= Nils Norman =

British artist

==Life and career==

===Early life===

Norman was born in Sevenoaks, Kent, England in 1966 and lived there until 1979. In 1979 his parents moved to Bexhill, East Sussex. He attended Bexhill High School, Bexhill Sixth Form College and he did his Art Foundation at Hastings College of Arts and Technology.

===Public works===
Norman has completed major public art projects, including a pedestrian bridge, small playgrounds and a landscaping project for the City of Roskilde.

In 2007, his work was on show at Tate Modern in the Global Cities exhibition, his presentation featured a series of posters displaying ecological and environmental information. In her 2006 survey Beyond Green, Stephanie Smith highlighted Norman's interest in the apparent homogenization of urban spaces resultant from regeneration projects. It has been claimed that "Norman’s work has been compared to the urban projects of artists such as Claes Oldenburg, Robert Smithson, Gordon Matta-Clark, and Krzysztof Wodiczko.". He has been a regular contributor to Mute magazine.

Norman takes inspiration from the work of anarchist theorist Colin Ward, going as far as experimenting with Ward's 1973 book "Streetwork". Norman has also referenced the efforts of Cedric Price, especially those set forth in Price's "Non-Plan".

In 2010 Norman developed two small-scale urban farming parks in the Hague, the Netherlands, that test and question the limitations and potentialities of permaculture as a possible citywide alternative design strategy for urban centres They are an ongoing project and can be visited by the public. He has worked closely with the local community of Mereside to develop ideas for two new play areas. In 2015 the St Fagans National History Museum, Cardiff, Wales commissioned Norman to develop a new playground for the museum that reflects its collection of Welsh historical artefacts. The playground will be completed in Spring 2017.

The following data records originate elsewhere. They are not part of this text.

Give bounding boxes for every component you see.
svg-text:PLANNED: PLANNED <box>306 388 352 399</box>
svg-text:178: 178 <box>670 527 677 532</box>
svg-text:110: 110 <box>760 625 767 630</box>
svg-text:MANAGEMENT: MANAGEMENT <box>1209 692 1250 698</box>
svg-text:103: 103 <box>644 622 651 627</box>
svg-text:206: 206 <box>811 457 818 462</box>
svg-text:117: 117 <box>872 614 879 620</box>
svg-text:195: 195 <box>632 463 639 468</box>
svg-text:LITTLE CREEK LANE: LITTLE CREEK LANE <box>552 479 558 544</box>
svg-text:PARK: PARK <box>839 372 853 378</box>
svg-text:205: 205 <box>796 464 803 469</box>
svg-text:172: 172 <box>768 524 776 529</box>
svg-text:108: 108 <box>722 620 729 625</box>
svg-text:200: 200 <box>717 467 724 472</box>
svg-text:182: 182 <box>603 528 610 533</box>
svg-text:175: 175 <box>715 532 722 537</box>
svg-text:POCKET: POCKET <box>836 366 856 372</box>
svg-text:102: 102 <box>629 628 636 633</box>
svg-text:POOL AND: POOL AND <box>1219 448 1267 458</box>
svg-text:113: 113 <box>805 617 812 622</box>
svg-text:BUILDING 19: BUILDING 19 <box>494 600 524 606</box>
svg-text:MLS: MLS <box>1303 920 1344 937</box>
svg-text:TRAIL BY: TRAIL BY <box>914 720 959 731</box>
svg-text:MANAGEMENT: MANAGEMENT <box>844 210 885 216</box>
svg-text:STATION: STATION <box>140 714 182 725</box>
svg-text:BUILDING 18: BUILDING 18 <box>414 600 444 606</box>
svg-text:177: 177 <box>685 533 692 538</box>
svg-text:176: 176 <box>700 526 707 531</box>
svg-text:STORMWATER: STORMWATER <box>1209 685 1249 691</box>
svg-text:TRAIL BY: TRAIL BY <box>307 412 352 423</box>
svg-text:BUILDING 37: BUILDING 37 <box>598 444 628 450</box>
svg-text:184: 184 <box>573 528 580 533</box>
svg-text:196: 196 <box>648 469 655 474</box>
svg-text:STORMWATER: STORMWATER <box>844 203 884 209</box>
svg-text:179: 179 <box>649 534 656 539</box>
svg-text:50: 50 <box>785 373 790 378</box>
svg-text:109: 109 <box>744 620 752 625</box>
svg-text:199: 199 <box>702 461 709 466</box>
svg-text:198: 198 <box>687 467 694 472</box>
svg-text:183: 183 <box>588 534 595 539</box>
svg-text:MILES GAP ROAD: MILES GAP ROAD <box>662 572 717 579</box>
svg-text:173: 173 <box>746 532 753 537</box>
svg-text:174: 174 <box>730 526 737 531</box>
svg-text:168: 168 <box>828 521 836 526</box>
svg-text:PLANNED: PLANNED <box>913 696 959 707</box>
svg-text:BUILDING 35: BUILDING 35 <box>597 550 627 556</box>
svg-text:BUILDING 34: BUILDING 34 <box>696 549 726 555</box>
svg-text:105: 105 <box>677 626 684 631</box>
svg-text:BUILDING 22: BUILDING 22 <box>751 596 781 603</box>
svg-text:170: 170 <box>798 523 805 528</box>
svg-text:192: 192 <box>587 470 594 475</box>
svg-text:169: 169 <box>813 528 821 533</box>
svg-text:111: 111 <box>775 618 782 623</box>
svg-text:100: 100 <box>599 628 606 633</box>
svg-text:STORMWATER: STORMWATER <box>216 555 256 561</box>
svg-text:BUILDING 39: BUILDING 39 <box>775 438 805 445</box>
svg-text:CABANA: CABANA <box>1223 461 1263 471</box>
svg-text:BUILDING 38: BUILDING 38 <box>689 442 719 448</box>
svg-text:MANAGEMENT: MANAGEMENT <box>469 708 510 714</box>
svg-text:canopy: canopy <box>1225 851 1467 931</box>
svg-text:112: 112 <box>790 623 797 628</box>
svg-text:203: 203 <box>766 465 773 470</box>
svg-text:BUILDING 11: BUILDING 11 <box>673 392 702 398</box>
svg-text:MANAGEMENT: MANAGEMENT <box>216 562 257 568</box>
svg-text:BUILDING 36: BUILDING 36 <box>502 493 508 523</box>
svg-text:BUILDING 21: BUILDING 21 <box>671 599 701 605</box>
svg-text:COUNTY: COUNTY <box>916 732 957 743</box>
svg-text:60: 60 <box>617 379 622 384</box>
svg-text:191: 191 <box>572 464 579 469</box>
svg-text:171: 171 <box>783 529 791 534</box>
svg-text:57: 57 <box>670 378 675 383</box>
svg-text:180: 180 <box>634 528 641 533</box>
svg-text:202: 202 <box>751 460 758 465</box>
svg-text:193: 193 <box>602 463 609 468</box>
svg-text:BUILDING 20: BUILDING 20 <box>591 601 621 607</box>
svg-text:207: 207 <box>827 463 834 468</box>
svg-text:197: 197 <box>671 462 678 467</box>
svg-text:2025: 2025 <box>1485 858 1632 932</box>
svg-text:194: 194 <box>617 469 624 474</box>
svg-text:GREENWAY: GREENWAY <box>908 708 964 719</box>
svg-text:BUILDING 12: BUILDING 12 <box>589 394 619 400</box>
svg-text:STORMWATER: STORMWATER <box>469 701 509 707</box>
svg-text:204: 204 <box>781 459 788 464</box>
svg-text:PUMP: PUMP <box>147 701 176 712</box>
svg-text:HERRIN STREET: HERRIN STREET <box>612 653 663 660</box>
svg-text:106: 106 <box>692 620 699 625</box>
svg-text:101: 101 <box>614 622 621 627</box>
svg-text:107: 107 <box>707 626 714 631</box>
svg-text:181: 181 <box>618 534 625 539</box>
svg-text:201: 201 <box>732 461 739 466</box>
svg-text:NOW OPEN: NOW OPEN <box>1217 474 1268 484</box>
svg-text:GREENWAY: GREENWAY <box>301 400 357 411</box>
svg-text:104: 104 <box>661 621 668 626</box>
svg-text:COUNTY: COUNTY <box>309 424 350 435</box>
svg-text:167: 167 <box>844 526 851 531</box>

In collaboration with the artist Gareth Jones, Norman has been researching and designing a new public art strategy called City Club for the area around the Milton Keynes Gallery in Milton Keynes. Norman has also been collaborating with the Welsh artist Owen Griffiths on a public realm project in Trebanog, Wales. Working closely with children and parents locally to develop designs for their public spaces, commissioned by Artis Mundi. In 2017 he will complete a new library design for the Rietveld Art Academy Amsterdam.